Start_date tells Airflow from which date to schedule runs and scheule tells the interval.

Catchup by default is True, it allows historical runs, i.e. when start_date is set to 2025-01-01 and today is 2025-07-01 Airflow will schedule and execute runs for each day until 2025-07-01, assuming schedule is like '0 1 * * *' (every day at 01:00 AM) or @daily so cathup should be set to False (except when we need historical data loading).

Logical dependecies between tasks are set using ‘>>’, in the example ingestion_taks should succeed and only than bq_sp_call will be executed.

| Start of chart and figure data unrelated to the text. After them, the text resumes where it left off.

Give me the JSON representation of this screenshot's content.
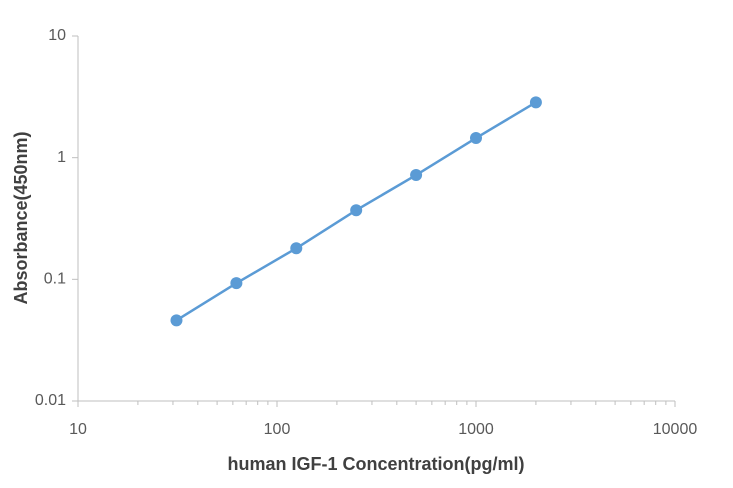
{
  "chart_data": {
    "type": "line",
    "x_label": "human IGF-1 Concentration(pg/ml)",
    "y_label": "Absorbance(450nm)",
    "x": [
      31.25,
      62.5,
      125,
      250,
      500,
      1000,
      2000
    ],
    "series": [
      {
        "color": "#5b9bd5",
        "values": [
          0.046,
          0.093,
          0.18,
          0.37,
          0.72,
          1.45,
          2.85
        ]
      }
    ],
    "xlim": [
      10,
      10000
    ],
    "xticks": [
      10,
      100,
      1000,
      10000
    ],
    "ylim": [
      0.01,
      10
    ],
    "yticks": [
      0.01,
      0.1,
      1,
      10
    ],
    "xscale": "log",
    "yscale": "log",
    "grid": false,
    "markers": true
  }
}
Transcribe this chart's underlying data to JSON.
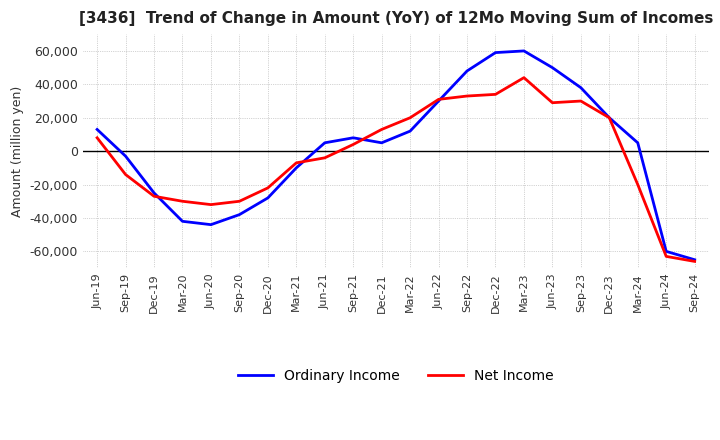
{
  "title": "[3436]  Trend of Change in Amount (YoY) of 12Mo Moving Sum of Incomes",
  "ylabel": "Amount (million yen)",
  "ylim": [
    -70000,
    70000
  ],
  "yticks": [
    -60000,
    -40000,
    -20000,
    0,
    20000,
    40000,
    60000
  ],
  "bg_color": "#ffffff",
  "fig_bg_color": "#ffffff",
  "ordinary_income_color": "#0000ff",
  "net_income_color": "#ff0000",
  "x_labels": [
    "Jun-19",
    "Sep-19",
    "Dec-19",
    "Mar-20",
    "Jun-20",
    "Sep-20",
    "Dec-20",
    "Mar-21",
    "Jun-21",
    "Sep-21",
    "Dec-21",
    "Mar-22",
    "Jun-22",
    "Sep-22",
    "Dec-22",
    "Mar-23",
    "Jun-23",
    "Sep-23",
    "Dec-23",
    "Mar-24",
    "Jun-24",
    "Sep-24"
  ],
  "ordinary_income": [
    13000,
    -3000,
    -25000,
    -42000,
    -44000,
    -38000,
    -28000,
    -10000,
    5000,
    8000,
    5000,
    12000,
    30000,
    48000,
    59000,
    60000,
    50000,
    38000,
    20000,
    5000,
    -60000,
    -65000
  ],
  "net_income": [
    8000,
    -14000,
    -27000,
    -30000,
    -32000,
    -30000,
    -22000,
    -7000,
    -4000,
    4000,
    13000,
    20000,
    31000,
    33000,
    34000,
    44000,
    29000,
    30000,
    20000,
    -20000,
    -63000,
    -66000
  ]
}
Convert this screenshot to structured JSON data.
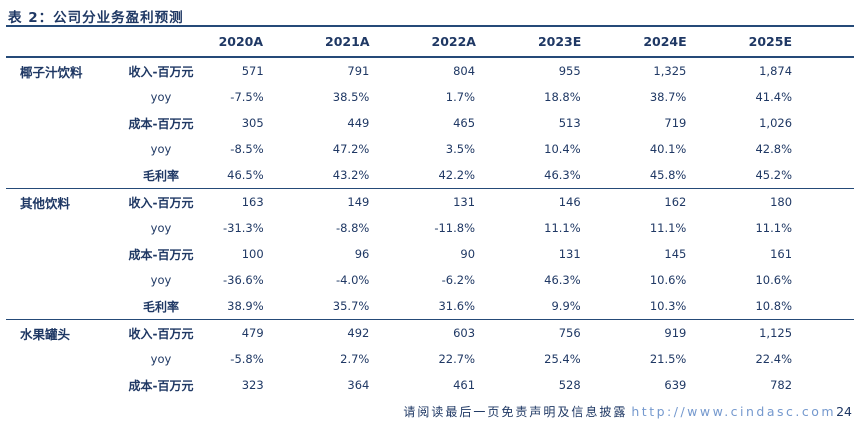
{
  "title": "表 2：公司分业务盈利预测",
  "table": {
    "year_headers": [
      "2020A",
      "2021A",
      "2022A",
      "2023E",
      "2024E",
      "2025E"
    ],
    "groups": [
      {
        "name": "椰子汁饮料",
        "rows": [
          {
            "metric": "收入-百万元",
            "bold": true,
            "values": [
              "571",
              "791",
              "804",
              "955",
              "1,325",
              "1,874"
            ]
          },
          {
            "metric": "yoy",
            "bold": false,
            "values": [
              "-7.5%",
              "38.5%",
              "1.7%",
              "18.8%",
              "38.7%",
              "41.4%"
            ]
          },
          {
            "metric": "成本-百万元",
            "bold": true,
            "values": [
              "305",
              "449",
              "465",
              "513",
              "719",
              "1,026"
            ]
          },
          {
            "metric": "yoy",
            "bold": false,
            "values": [
              "-8.5%",
              "47.2%",
              "3.5%",
              "10.4%",
              "40.1%",
              "42.8%"
            ]
          },
          {
            "metric": "毛利率",
            "bold": true,
            "values": [
              "46.5%",
              "43.2%",
              "42.2%",
              "46.3%",
              "45.8%",
              "45.2%"
            ]
          }
        ]
      },
      {
        "name": "其他饮料",
        "rows": [
          {
            "metric": "收入-百万元",
            "bold": true,
            "values": [
              "163",
              "149",
              "131",
              "146",
              "162",
              "180"
            ]
          },
          {
            "metric": "yoy",
            "bold": false,
            "values": [
              "-31.3%",
              "-8.8%",
              "-11.8%",
              "11.1%",
              "11.1%",
              "11.1%"
            ]
          },
          {
            "metric": "成本-百万元",
            "bold": true,
            "values": [
              "100",
              "96",
              "90",
              "131",
              "145",
              "161"
            ]
          },
          {
            "metric": "yoy",
            "bold": false,
            "values": [
              "-36.6%",
              "-4.0%",
              "-6.2%",
              "46.3%",
              "10.6%",
              "10.6%"
            ]
          },
          {
            "metric": "毛利率",
            "bold": true,
            "values": [
              "38.9%",
              "35.7%",
              "31.6%",
              "9.9%",
              "10.3%",
              "10.8%"
            ]
          }
        ]
      },
      {
        "name": "水果罐头",
        "rows": [
          {
            "metric": "收入-百万元",
            "bold": true,
            "values": [
              "479",
              "492",
              "603",
              "756",
              "919",
              "1,125"
            ]
          },
          {
            "metric": "yoy",
            "bold": false,
            "values": [
              "-5.8%",
              "2.7%",
              "22.7%",
              "25.4%",
              "21.5%",
              "22.4%"
            ]
          },
          {
            "metric": "成本-百万元",
            "bold": true,
            "values": [
              "323",
              "364",
              "461",
              "528",
              "639",
              "782"
            ]
          }
        ]
      }
    ]
  },
  "footer": {
    "disclaimer": "请阅读最后一页免责声明及信息披露",
    "url": "http://www.cindasc.com",
    "page_number": "24"
  },
  "colors": {
    "text": "#1F3864",
    "line": "#254A78",
    "url": "#7599CE"
  }
}
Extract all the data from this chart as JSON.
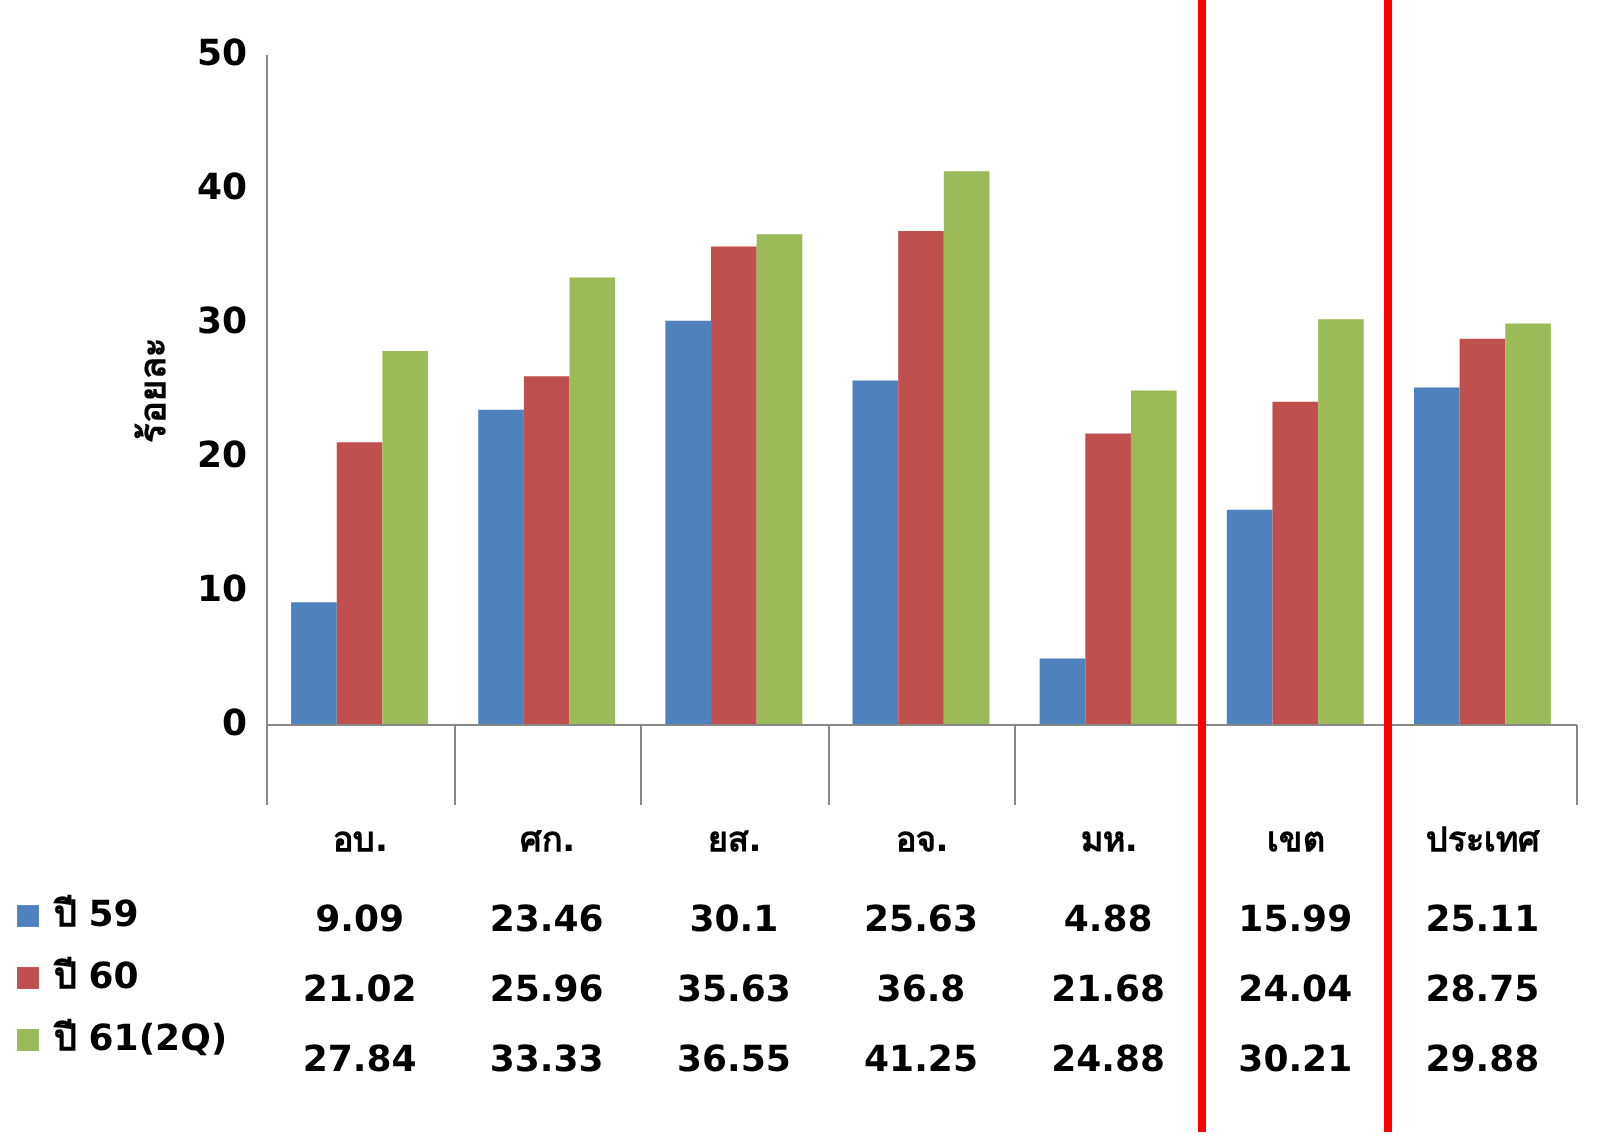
{
  "chart_data": {
    "type": "bar",
    "ylabel": "ร้อยละ",
    "categories": [
      "อบ.",
      "ศก.",
      "ยส.",
      "อจ.",
      "มห.",
      "เขต",
      "ประเทศ"
    ],
    "series": [
      {
        "name": "ปี 59",
        "color": "#4f81bd",
        "values": [
          9.09,
          23.46,
          30.1,
          25.63,
          4.88,
          15.99,
          25.11
        ]
      },
      {
        "name": "ปี 60",
        "color": "#c0504d",
        "values": [
          21.02,
          25.96,
          35.63,
          36.8,
          21.68,
          24.04,
          28.75
        ]
      },
      {
        "name": "ปี 61(2Q)",
        "color": "#9bbb59",
        "values": [
          27.84,
          33.33,
          36.55,
          41.25,
          24.88,
          30.21,
          29.88
        ]
      }
    ],
    "ylim": [
      0,
      50
    ],
    "yticks": [
      0,
      10,
      20,
      30,
      40,
      50
    ],
    "grid": false,
    "legend": "left",
    "data_labels": true
  }
}
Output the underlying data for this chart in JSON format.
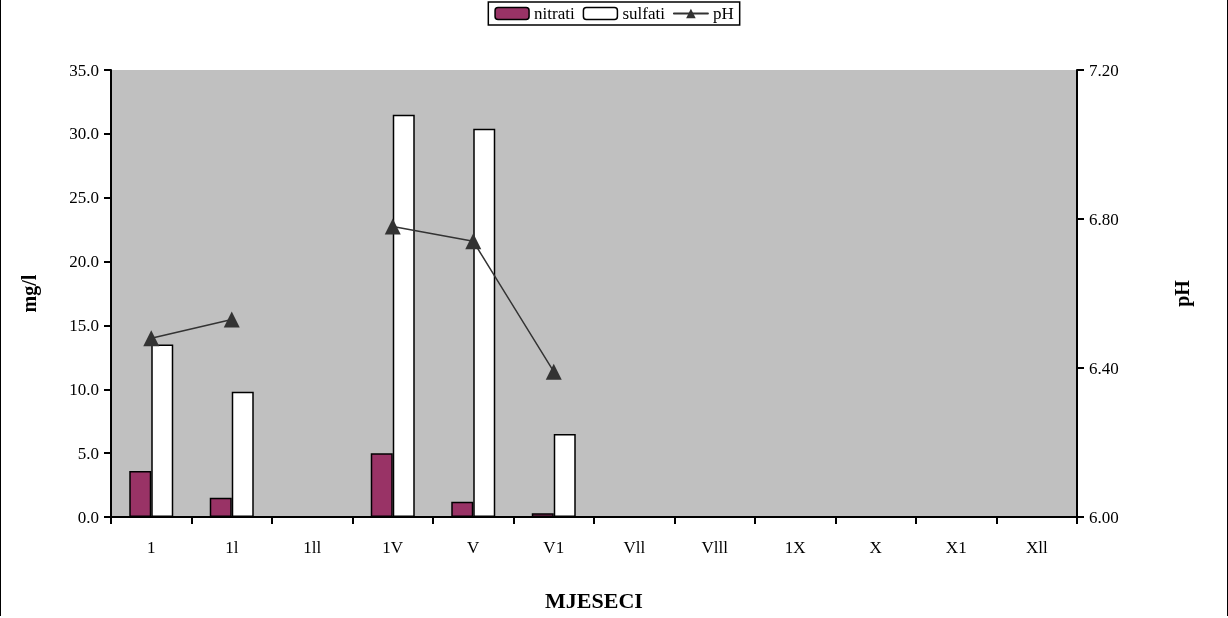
{
  "chart_data": {
    "type": "bar",
    "xlabel": "MJESECI",
    "ylabel": "mg/l",
    "y2label": "pH",
    "categories": [
      "1",
      "1l",
      "1ll",
      "1V",
      "V",
      "V1",
      "Vll",
      "Vlll",
      "1X",
      "X",
      "X1",
      "Xll"
    ],
    "series": [
      {
        "name": "nitrati",
        "color": "#993366",
        "values": [
          3.6,
          1.5,
          null,
          5.0,
          1.2,
          0.3,
          null,
          null,
          null,
          null,
          null,
          null
        ]
      },
      {
        "name": "sulfati",
        "color": "#ffffff",
        "values": [
          13.5,
          9.8,
          null,
          31.5,
          30.4,
          6.5,
          null,
          null,
          null,
          null,
          null,
          null
        ]
      },
      {
        "name": "pH",
        "type": "line",
        "axis": "y2",
        "color": "#333333",
        "marker": "triangle",
        "values": [
          6.48,
          6.53,
          null,
          6.78,
          6.74,
          6.39,
          null,
          null,
          null,
          null,
          null,
          null
        ]
      }
    ],
    "ylim": [
      0,
      35
    ],
    "yticks": [
      {
        "value": 0,
        "label": "0.0"
      },
      {
        "value": 5,
        "label": "5.0"
      },
      {
        "value": 10,
        "label": "10.0"
      },
      {
        "value": 15,
        "label": "15.0"
      },
      {
        "value": 20,
        "label": "20.0"
      },
      {
        "value": 25,
        "label": "25.0"
      },
      {
        "value": 30,
        "label": "30.0"
      },
      {
        "value": 35,
        "label": "35.0"
      }
    ],
    "y2lim": [
      6,
      7.2
    ],
    "y2ticks": [
      {
        "value": 6,
        "label": "6.00"
      },
      {
        "value": 6.4,
        "label": "6.40"
      },
      {
        "value": 6.8,
        "label": "6.80"
      },
      {
        "value": 7.2,
        "label": "7.20"
      }
    ],
    "grid": false,
    "legend": "top"
  }
}
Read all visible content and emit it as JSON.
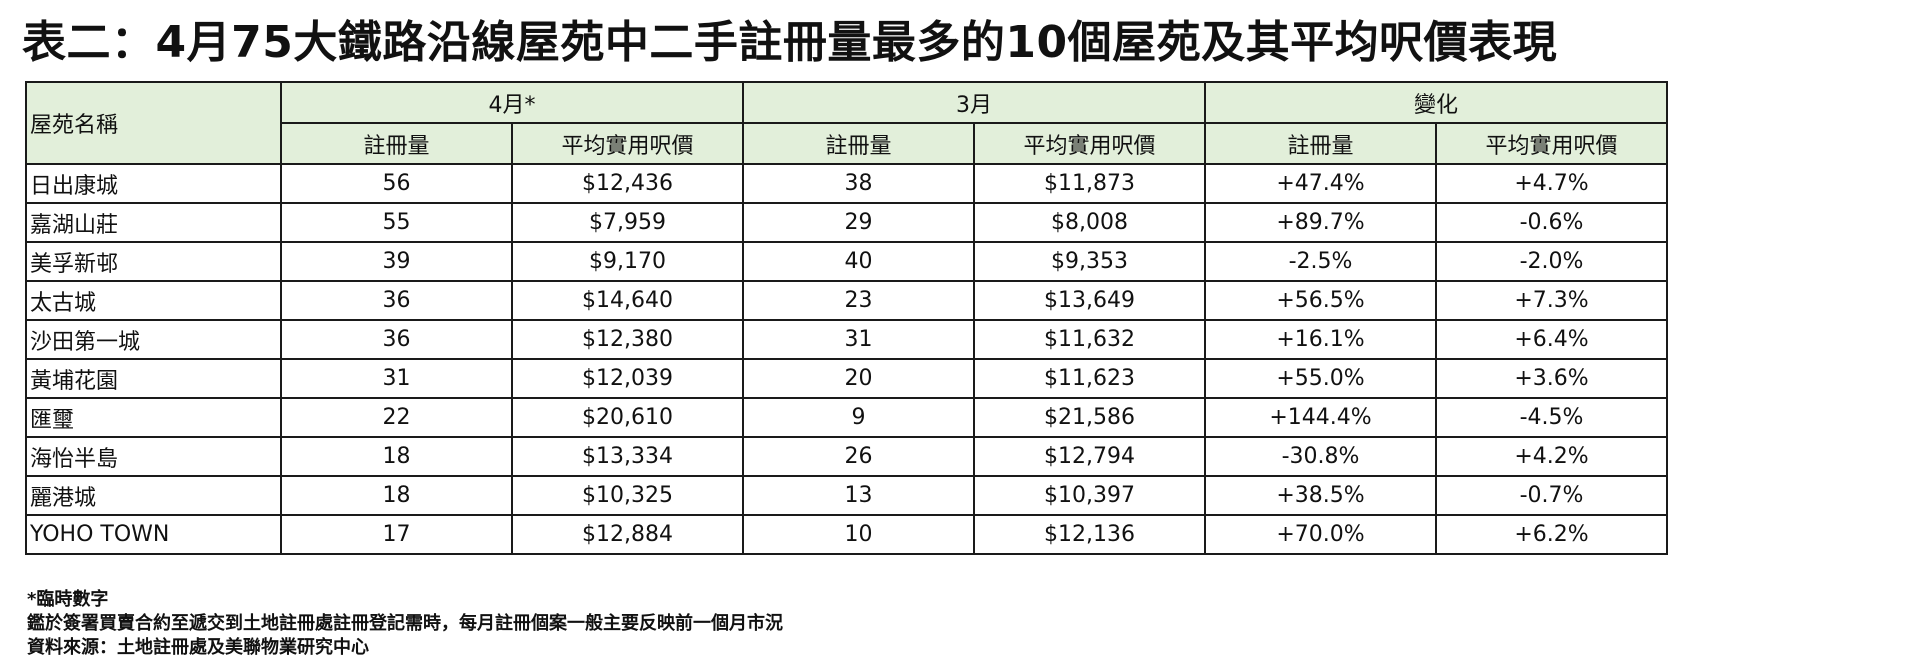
{
  "title": "表二：4月75大鐵路沿線屋苑中二手註冊量最多的10個屋苑及其平均呎價表現",
  "table": {
    "estate_header": "屋苑名稱",
    "groups": [
      "4月*",
      "3月",
      "變化"
    ],
    "subheaders": [
      "註冊量",
      "平均實用呎價",
      "註冊量",
      "平均實用呎價",
      "註冊量",
      "平均實用呎價"
    ],
    "rows": [
      {
        "name": "日出康城",
        "apr_reg": "56",
        "apr_price": "$12,436",
        "mar_reg": "38",
        "mar_price": "$11,873",
        "chg_reg": "+47.4%",
        "chg_price": "+4.7%"
      },
      {
        "name": "嘉湖山莊",
        "apr_reg": "55",
        "apr_price": "$7,959",
        "mar_reg": "29",
        "mar_price": "$8,008",
        "chg_reg": "+89.7%",
        "chg_price": "-0.6%"
      },
      {
        "name": "美孚新邨",
        "apr_reg": "39",
        "apr_price": "$9,170",
        "mar_reg": "40",
        "mar_price": "$9,353",
        "chg_reg": "-2.5%",
        "chg_price": "-2.0%"
      },
      {
        "name": "太古城",
        "apr_reg": "36",
        "apr_price": "$14,640",
        "mar_reg": "23",
        "mar_price": "$13,649",
        "chg_reg": "+56.5%",
        "chg_price": "+7.3%"
      },
      {
        "name": "沙田第一城",
        "apr_reg": "36",
        "apr_price": "$12,380",
        "mar_reg": "31",
        "mar_price": "$11,632",
        "chg_reg": "+16.1%",
        "chg_price": "+6.4%"
      },
      {
        "name": "黃埔花園",
        "apr_reg": "31",
        "apr_price": "$12,039",
        "mar_reg": "20",
        "mar_price": "$11,623",
        "chg_reg": "+55.0%",
        "chg_price": "+3.6%"
      },
      {
        "name": "匯璽",
        "apr_reg": "22",
        "apr_price": "$20,610",
        "mar_reg": "9",
        "mar_price": "$21,586",
        "chg_reg": "+144.4%",
        "chg_price": "-4.5%"
      },
      {
        "name": "海怡半島",
        "apr_reg": "18",
        "apr_price": "$13,334",
        "mar_reg": "26",
        "mar_price": "$12,794",
        "chg_reg": "-30.8%",
        "chg_price": "+4.2%"
      },
      {
        "name": "麗港城",
        "apr_reg": "18",
        "apr_price": "$10,325",
        "mar_reg": "13",
        "mar_price": "$10,397",
        "chg_reg": "+38.5%",
        "chg_price": "-0.7%"
      },
      {
        "name": "YOHO TOWN",
        "apr_reg": "17",
        "apr_price": "$12,884",
        "mar_reg": "10",
        "mar_price": "$12,136",
        "chg_reg": "+70.0%",
        "chg_price": "+6.2%"
      }
    ]
  },
  "notes": [
    "*臨時數字",
    "鑑於簽署買賣合約至遞交到土地註冊處註冊登記需時，每月註冊個案一般主要反映前一個月市況",
    "資料來源：土地註冊處及美聯物業研究中心"
  ],
  "colors": {
    "header_bg": "#e2efda",
    "border": "#1a1a1a"
  }
}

Also tasks can be put in paralel execution using square brackets

[ingestion_task_1, ingestion_task_2] >> bq_sp_call.

Changes regarding old code:

Rename main to smth like main_ingestion and this function will be called in DAG;

Secrets will be pulled as

email = get_secret(f"{domain}_EMAIL")
password = get_secret(f"{domain}_PASS")
auth = get_secret(f"{domain}_AUTH")

BQ connection defined as

hook = BigQueryHook(gcp_conn_id='gcp_conn')
client = hook.get_client()

Service account JSON will be stored inside the Airflow with the name gcp_conn (in that example);

load_date must be added as rawData['UploadedAt'] = pd.Timestamp.utcnow(), staging tables will be partitioned by that field. Best place right after adding BrandName column.